For me the correlation is glaringly obvious and I need to do something about it. Because this special needs parenting thing is very hard and I need help. I cannot do it alone.
So very slowly, I am returning to God, to bringing my wounded, exhausted soul to him for healing and rejuvenation and restoration and rest.
I am making His Word a priority in my life again. I am choosing to believe His promises for Champion and my family. I am choosing to saturate my day with positive, mind renewing thoughts of how great God’s love is.
I am choosing to believe again in a good God, a God I can trust, a God who did not inflict my son with a disability to teach me a lesson, but a God who loves my son, who wants to do miracles in him, and who loves him more than I ever could.
I am choosing to rely on a God who I know will equip me with everything I need for this journey I am on. I am choosing to allow Him to relieve my exhausted and weary soul from trying to do this without Him.

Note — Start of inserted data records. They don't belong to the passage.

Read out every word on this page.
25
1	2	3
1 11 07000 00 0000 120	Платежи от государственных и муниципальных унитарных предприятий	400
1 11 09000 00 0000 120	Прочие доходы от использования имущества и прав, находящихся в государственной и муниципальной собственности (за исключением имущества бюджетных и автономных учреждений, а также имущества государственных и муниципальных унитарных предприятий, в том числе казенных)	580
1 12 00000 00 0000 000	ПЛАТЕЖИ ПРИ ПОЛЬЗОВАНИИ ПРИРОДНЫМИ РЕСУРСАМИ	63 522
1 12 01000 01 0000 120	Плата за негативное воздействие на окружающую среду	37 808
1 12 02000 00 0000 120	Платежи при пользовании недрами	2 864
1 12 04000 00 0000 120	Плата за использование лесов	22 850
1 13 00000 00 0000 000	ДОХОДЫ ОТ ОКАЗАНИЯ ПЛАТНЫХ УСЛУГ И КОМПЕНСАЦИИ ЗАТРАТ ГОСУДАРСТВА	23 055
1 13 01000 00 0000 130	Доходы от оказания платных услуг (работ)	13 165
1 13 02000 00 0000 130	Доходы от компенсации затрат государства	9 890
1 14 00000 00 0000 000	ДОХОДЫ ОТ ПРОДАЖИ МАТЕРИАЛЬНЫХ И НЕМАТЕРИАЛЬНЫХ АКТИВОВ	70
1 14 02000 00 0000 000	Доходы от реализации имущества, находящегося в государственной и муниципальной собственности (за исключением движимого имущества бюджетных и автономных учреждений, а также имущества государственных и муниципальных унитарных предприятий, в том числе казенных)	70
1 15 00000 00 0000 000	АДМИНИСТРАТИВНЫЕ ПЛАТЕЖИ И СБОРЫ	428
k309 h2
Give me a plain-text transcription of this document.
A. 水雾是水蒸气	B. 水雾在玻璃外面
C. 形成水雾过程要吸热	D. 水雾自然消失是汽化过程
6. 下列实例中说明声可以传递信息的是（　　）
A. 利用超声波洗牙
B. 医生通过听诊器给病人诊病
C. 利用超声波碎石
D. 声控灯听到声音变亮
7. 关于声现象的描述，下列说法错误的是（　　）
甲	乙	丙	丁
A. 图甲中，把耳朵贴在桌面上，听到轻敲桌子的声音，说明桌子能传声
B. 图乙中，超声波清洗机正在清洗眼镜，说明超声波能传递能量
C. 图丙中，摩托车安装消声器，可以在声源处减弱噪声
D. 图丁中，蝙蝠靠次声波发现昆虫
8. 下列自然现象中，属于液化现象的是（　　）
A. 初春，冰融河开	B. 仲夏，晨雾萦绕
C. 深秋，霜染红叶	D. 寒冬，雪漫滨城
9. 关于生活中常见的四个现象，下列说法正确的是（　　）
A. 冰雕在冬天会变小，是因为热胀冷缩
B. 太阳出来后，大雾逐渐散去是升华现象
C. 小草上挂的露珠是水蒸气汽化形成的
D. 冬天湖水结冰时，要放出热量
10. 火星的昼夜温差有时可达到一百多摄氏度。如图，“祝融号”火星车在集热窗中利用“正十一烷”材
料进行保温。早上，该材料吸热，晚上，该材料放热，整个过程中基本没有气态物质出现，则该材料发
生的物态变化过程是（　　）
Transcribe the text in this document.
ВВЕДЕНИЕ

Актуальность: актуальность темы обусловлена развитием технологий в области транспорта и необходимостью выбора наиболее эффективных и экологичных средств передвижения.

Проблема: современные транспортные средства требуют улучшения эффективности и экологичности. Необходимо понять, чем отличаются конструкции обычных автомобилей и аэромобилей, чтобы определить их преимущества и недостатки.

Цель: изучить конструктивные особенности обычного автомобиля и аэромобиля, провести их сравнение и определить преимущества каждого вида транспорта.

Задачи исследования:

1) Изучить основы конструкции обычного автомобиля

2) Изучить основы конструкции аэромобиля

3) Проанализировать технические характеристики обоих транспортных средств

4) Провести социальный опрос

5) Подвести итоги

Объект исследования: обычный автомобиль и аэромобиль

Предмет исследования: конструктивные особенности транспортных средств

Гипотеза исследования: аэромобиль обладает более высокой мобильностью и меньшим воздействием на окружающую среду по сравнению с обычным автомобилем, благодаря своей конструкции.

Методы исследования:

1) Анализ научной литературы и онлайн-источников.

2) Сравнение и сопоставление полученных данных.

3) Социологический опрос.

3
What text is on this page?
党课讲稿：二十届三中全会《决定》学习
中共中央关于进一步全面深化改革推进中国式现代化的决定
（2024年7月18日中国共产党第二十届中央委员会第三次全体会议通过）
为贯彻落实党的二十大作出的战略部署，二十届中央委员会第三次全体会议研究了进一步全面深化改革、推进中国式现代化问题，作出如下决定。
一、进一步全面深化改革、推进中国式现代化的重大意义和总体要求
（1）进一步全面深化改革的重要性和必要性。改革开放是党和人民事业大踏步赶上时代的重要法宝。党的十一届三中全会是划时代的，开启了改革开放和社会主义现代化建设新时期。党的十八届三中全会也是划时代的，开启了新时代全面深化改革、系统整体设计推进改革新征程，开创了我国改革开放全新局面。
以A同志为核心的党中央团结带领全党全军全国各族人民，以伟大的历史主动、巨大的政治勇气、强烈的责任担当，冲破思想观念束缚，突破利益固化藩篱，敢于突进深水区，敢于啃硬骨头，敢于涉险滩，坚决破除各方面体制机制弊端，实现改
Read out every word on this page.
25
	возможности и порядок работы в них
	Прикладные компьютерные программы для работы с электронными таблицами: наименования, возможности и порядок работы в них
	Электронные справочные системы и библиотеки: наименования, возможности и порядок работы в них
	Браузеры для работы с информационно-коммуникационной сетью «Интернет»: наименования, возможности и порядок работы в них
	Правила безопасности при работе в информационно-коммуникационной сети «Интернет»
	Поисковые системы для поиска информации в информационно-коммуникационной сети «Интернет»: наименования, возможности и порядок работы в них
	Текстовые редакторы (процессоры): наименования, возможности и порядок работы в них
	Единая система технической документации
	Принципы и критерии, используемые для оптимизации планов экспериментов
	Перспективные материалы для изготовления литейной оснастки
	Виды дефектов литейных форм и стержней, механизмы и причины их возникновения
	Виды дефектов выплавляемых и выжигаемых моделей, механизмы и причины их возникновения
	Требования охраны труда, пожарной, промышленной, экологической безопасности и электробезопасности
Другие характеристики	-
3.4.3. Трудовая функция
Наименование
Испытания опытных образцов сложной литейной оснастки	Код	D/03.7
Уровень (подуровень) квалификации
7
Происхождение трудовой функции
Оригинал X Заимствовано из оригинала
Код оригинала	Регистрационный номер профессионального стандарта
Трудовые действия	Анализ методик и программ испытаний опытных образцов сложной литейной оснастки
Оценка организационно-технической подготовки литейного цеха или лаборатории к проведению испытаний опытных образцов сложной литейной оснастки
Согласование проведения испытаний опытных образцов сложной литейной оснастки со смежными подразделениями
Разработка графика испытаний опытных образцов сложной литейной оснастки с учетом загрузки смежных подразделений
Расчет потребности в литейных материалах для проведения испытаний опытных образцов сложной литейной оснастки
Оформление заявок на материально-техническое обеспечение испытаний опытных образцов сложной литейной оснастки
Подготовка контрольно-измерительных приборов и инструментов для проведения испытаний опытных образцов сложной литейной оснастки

And I am clinging to this promise from Jesus:
“Come to Me, all who are weary and heavy-laden, and I will give you rest. Take My yoke upon you and learn from Me, for I am gentle and humble in heart, and you will find rest for your souls.” -Matthew 11:28-29 NASB
Let’s Talk: Special needs parent or not, how is your soul feeling? Do you find yourself refreshed and rejuvenated or exhausted and weary? What do you find helps you to be rejuvenated and what do you notice is going on when you’re more on the drained, exhausted, weary side?